Sunday, September 5, 2010

Artificial Tornado

Artificial tornado plan to generate electricity

Block of vortex electricity generating plant

Most of us know that tornadoes are unpredictable, uncontrollable, and dangerous. But a Canadian engineer thinks they could be the future of electricity generation. He wants to make electricity from artificial tornadoes.

Louis Michaud, a retired petroleum engineer in Sarnia, Ontario, plans to use the waste heat from conventional power plants to create an "atmospheric vortex engine" - a small, controlled tornado that would drive turbines and generate electricity. "I'm confident that we could control these things," he says. Michaud also thinks solar powered tornados generated using the sun's heat could also work.

The design is very simple. , we need not much of environment heat, moisture and the initial swirl of mass of damp air.
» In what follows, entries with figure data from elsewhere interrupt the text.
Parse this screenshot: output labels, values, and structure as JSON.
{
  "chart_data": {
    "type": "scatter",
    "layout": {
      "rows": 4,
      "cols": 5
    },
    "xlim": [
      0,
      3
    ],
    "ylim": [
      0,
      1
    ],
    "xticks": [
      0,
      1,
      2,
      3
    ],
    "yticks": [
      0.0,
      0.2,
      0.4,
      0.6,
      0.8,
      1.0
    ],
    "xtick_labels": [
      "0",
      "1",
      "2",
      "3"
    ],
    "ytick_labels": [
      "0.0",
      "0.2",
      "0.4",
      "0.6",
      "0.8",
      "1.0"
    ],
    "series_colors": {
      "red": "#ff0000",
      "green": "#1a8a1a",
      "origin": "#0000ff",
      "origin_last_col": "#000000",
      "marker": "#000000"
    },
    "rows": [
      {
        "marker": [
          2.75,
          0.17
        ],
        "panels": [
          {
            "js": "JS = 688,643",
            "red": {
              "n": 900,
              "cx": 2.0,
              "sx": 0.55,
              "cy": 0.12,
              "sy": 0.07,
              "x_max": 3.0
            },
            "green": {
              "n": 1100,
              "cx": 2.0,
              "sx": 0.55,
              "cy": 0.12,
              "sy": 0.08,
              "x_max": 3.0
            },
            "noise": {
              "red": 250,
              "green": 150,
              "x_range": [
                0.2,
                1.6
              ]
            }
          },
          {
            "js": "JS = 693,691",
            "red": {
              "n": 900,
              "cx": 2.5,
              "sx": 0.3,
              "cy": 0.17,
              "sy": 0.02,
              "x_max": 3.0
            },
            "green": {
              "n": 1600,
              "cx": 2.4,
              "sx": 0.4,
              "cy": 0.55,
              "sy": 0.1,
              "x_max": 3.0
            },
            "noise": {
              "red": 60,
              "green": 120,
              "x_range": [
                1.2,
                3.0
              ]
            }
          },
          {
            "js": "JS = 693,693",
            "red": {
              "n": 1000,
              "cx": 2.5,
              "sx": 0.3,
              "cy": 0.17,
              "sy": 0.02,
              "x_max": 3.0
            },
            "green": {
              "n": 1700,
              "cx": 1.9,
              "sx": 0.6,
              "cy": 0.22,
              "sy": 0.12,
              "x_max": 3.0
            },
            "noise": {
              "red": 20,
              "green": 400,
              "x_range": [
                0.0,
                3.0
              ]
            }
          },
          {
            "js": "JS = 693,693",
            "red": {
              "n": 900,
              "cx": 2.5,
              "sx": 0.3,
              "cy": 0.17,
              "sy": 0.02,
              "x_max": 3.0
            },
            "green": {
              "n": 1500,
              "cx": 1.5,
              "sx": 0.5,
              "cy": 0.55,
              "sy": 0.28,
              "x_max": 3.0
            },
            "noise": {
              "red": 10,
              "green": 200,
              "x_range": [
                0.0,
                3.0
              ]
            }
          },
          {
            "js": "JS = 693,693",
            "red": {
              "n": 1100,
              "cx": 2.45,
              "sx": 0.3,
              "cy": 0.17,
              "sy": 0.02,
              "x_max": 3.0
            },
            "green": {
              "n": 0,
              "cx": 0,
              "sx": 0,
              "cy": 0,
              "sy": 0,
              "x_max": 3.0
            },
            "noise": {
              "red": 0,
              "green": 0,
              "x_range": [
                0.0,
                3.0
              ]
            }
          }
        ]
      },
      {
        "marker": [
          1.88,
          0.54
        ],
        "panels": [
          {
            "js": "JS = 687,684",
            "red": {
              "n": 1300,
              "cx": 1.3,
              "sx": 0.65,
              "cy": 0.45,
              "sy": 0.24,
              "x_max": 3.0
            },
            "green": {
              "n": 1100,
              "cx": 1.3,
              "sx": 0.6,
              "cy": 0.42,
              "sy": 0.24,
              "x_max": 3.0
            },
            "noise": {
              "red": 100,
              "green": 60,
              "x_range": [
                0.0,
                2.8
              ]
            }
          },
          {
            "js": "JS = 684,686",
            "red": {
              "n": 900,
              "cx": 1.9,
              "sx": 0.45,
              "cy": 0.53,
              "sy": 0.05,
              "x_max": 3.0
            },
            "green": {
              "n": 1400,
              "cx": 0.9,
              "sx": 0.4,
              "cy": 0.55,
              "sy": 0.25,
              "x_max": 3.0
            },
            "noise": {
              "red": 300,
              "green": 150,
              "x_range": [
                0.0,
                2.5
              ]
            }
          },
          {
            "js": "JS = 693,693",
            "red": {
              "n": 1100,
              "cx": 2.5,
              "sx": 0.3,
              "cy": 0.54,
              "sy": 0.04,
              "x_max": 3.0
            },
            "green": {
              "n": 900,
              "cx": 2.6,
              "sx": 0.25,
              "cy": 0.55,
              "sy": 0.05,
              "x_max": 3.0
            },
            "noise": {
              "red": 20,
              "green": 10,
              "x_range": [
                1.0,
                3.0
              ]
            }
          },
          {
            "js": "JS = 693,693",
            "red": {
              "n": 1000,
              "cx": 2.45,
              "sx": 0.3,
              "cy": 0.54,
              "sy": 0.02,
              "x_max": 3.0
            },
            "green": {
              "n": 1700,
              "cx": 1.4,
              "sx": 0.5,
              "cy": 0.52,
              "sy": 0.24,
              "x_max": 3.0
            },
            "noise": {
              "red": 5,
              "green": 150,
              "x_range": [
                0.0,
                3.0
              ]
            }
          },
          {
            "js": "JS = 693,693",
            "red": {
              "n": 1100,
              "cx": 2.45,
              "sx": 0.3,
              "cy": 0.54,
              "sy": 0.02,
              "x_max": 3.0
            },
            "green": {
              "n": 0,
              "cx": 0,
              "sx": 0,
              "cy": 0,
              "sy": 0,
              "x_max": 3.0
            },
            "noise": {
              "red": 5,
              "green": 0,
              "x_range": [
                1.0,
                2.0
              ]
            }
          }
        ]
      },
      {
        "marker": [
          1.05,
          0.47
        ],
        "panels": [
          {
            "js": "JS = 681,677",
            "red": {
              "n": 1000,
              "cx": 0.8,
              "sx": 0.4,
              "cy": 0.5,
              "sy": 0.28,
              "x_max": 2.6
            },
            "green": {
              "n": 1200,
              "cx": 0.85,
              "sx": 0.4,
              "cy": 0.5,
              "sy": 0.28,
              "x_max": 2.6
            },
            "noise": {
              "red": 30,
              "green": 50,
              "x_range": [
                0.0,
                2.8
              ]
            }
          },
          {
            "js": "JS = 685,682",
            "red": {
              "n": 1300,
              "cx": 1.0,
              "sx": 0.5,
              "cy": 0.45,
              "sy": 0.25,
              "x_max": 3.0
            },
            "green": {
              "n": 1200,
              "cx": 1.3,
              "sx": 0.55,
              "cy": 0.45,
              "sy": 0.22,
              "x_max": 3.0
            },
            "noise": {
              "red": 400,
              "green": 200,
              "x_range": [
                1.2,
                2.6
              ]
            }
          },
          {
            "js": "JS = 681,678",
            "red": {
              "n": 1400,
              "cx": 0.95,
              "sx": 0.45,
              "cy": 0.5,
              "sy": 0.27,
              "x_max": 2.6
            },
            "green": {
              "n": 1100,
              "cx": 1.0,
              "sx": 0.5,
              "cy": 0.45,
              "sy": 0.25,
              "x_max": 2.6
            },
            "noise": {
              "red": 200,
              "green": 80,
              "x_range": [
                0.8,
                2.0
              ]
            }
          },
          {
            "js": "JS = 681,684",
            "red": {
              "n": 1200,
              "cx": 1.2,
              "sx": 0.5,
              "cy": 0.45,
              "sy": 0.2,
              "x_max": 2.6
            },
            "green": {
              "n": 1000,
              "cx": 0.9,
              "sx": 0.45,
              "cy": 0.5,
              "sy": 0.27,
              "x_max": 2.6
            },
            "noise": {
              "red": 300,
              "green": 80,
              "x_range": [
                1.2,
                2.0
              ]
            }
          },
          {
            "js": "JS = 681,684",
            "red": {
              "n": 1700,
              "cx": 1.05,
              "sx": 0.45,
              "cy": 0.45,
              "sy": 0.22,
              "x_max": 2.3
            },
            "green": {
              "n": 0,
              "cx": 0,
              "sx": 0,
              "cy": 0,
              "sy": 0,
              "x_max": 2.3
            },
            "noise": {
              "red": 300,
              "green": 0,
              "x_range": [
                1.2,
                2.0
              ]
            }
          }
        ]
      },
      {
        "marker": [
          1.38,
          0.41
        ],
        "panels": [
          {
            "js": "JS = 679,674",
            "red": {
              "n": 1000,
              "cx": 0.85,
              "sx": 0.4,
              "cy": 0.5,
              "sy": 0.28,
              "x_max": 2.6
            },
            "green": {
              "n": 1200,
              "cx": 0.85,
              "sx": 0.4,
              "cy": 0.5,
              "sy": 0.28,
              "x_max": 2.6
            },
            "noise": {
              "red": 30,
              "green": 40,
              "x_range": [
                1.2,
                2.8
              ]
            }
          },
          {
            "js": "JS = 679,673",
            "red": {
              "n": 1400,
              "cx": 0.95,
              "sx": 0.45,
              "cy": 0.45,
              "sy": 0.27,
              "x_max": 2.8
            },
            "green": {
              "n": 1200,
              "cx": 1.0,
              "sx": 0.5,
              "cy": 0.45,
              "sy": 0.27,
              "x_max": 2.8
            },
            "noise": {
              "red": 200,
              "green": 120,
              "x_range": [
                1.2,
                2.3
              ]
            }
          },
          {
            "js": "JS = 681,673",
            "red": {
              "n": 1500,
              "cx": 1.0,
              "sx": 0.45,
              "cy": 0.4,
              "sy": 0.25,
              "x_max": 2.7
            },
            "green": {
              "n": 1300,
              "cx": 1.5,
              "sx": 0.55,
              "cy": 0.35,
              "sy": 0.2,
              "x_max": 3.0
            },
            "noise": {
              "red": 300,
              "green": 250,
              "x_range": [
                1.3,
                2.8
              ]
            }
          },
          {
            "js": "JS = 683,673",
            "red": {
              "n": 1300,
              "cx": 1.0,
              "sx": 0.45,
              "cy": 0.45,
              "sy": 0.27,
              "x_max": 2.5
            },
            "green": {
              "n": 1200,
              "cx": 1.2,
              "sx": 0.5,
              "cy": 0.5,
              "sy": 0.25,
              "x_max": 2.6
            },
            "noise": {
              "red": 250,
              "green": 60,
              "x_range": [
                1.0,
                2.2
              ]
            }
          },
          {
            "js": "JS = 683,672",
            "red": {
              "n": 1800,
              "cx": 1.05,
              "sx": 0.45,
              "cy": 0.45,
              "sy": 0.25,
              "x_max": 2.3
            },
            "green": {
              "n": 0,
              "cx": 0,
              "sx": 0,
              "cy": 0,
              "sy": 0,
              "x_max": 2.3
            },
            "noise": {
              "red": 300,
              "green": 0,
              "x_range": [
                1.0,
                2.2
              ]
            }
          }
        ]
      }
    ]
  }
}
A cup-shaped vessel is filled with usual water. At the starting stage of operation, motor-generator starts to swirl a water-air cone by means of turbine with helical blades. When the device starts operating in tornado regime, then heat is absorbed from the ambient air. At that, motion of rarefied air accelerates along the center of vortex and this airflow starts pressing upon turbine blades.

His latest design is a circular wall 200 meters across and 100 meters high without a roof. Air carrying the waste heat would be blown in from vents on the sides, spinning around the walls into a vortex that becomes just like a real tornado. Once started, the vortex would draw in more hot air from vents in the wall, pulling it past turbines and generating electricity.

Michaud calculates that a vortex engine of this size would create a tornado about 50 meters in diameter and generate between 50 and 500 MW of electricity.